Monday, February 22, 2010

100 Veterans Affairs workers to pare down claims backlog


http://www.star-telegram.com/2010/02/18/v-print/1980595/100-veterans-affairs-workers-hired.html



WACO -- Perhaps no criticism of the Veterans Affairs Department has been more biting, or true, in recent years than that the agency takes too long to rule on disability claims.

Numerous VA secretaries have promised to reduce the backlog, but it stubbornly remained in the tens of thousands and often only grew, particularly as a new generation of combat veterans from Iraq and Afghanistan entered the system.

On Thursday, VA Secretary Eric Shinseki, himself a disabled combat veteran and former Army chief of staff, joined with U.S. Rep. Chet Edwards, D-Waco, to announce the hiring of 100 employees at the VA's regional office to try to make headway on the Texas claims.

The money for the hires, it was noted frequently from the dais, came from the American Recovery and Reinvestment Act, known as the stimulus package, which President Barack Obama has defended in recent days as instrumental in helping the economy.

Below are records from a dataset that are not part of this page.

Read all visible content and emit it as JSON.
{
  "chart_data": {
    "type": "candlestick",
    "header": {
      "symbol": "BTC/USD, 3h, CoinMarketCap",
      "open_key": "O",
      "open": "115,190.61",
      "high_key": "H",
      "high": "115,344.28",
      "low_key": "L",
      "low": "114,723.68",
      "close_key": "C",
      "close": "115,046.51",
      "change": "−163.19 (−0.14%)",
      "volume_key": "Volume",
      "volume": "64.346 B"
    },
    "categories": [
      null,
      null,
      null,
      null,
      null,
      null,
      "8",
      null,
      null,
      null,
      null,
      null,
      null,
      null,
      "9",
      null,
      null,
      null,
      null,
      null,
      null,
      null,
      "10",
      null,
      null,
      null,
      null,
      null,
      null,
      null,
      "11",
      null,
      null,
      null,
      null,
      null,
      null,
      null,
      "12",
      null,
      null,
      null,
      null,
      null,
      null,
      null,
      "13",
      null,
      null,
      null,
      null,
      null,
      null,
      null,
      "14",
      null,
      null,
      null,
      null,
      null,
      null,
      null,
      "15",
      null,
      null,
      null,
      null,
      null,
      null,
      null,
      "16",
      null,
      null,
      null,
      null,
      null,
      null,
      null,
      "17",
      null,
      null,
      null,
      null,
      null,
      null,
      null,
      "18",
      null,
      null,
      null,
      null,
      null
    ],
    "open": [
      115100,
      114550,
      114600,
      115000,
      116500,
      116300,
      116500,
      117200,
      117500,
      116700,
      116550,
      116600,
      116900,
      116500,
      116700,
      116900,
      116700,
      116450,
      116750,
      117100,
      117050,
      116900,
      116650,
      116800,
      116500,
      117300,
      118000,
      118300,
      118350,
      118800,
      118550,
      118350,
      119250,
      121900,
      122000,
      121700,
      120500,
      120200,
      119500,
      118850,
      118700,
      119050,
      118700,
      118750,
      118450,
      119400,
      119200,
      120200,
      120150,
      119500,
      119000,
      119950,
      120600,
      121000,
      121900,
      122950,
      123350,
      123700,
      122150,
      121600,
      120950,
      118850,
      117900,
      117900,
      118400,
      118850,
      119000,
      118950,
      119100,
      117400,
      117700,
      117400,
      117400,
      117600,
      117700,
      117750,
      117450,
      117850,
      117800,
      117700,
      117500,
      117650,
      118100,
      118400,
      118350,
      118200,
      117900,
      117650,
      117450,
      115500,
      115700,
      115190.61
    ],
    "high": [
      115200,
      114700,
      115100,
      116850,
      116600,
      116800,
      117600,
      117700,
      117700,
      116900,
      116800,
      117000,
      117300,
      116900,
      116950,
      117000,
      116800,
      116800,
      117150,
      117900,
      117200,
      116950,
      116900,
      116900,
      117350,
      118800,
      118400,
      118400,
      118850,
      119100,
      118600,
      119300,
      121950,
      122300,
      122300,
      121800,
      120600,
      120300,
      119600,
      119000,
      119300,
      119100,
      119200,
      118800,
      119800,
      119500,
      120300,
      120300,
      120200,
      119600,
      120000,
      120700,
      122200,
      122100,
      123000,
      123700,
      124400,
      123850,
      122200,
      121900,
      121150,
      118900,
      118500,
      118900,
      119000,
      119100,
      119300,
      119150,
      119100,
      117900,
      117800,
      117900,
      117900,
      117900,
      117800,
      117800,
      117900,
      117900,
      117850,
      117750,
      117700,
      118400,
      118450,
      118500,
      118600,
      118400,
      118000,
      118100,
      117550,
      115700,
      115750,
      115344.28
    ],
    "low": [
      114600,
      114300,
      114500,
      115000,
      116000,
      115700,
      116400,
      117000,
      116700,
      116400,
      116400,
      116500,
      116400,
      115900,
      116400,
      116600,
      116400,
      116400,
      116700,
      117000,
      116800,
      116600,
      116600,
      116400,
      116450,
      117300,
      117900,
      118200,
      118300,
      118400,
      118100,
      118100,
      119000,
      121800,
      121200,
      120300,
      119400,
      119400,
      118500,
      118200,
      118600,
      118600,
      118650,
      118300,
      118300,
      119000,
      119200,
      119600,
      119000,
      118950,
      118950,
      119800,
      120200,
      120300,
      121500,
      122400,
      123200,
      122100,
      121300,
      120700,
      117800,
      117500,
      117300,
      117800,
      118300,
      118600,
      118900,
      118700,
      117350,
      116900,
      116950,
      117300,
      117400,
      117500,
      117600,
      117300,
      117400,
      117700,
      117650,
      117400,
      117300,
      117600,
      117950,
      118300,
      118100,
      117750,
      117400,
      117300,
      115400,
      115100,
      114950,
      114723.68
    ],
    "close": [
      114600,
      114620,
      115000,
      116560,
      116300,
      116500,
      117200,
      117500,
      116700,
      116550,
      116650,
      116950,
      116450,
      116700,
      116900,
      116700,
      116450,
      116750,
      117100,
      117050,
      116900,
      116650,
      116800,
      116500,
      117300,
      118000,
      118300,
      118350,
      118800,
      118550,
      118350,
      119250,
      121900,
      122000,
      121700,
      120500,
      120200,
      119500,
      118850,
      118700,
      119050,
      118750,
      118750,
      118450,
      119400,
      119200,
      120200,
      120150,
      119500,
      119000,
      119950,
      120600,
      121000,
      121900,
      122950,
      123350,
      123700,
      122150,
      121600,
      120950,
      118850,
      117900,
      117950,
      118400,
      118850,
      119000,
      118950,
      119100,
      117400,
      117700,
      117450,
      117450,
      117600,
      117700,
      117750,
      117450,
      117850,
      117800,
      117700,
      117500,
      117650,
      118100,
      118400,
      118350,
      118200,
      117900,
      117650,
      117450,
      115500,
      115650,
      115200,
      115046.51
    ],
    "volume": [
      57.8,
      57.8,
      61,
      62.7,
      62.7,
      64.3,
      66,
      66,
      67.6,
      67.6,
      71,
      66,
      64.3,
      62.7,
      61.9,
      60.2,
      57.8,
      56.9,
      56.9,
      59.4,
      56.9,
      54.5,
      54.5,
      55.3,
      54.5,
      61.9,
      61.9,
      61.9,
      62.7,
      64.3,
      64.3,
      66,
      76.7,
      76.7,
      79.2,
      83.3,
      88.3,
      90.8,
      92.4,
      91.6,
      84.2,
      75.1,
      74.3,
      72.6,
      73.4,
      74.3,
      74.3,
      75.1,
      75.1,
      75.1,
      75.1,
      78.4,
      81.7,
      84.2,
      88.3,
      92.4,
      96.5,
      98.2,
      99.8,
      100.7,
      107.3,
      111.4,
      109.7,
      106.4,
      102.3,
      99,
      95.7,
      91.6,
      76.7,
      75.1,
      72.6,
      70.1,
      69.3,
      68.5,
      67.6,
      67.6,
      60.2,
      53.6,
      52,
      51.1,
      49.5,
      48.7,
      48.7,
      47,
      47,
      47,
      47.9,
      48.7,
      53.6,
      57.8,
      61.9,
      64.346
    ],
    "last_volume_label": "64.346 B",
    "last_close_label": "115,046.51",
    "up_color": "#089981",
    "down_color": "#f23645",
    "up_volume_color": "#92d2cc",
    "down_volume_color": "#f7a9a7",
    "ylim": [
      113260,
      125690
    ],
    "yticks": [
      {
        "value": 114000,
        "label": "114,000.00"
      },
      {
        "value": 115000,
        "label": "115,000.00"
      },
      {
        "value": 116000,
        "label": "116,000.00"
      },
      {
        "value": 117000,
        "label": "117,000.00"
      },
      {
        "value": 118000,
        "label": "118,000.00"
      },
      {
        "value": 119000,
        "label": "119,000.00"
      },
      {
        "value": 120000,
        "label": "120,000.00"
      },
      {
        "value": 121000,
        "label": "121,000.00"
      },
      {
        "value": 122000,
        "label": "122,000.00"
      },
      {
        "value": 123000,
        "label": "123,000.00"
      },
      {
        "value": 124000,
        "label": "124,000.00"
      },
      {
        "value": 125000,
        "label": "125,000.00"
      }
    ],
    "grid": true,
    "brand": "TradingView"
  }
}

"Our veterans have earned this support," said Edwards, a key Democrat for the VA who faces re-election this year. "They deserve this commitment. This isn't a gift. It is giving our veterans what they have already earned."

The Waco regional office handles disability claims from a wide swath of Texas, from Austin to the Red River, Texarkana to El Paso, for issues as varied as hearing loss, back injuries, traumatic brain injury, psychiatric problems and cancer. Last year, the center processed 126,000 claims for VA benefits, a 19 percent increase over 2007.

The additional hires, some of whom will start March 1, are part of a major expansion that began two years ago with a dramatic increase in VA funding, some of it earmarked specifically for handling claims. The office in downtown Waco has added 259 employees in those two years, not including the 100 announced Thursday.

The new employees, who officials said will include more than 30 disabled veterans, will work a new shift of 3:30 p.m. to midnight, according to the center's director, Carl Lowe.

"That is the goal -- do them quicker and do them better," he said.

Last autumn, about 20 percent of the 19,000 pending claims at the Waco office had been in the system for more than 125 days, the VA's goal for handling a claim.

On average, Shinseki said, the VA is taking about 160 days to process a claim. He called that an improvement from a few years ago but said it is hardly worth celebrating.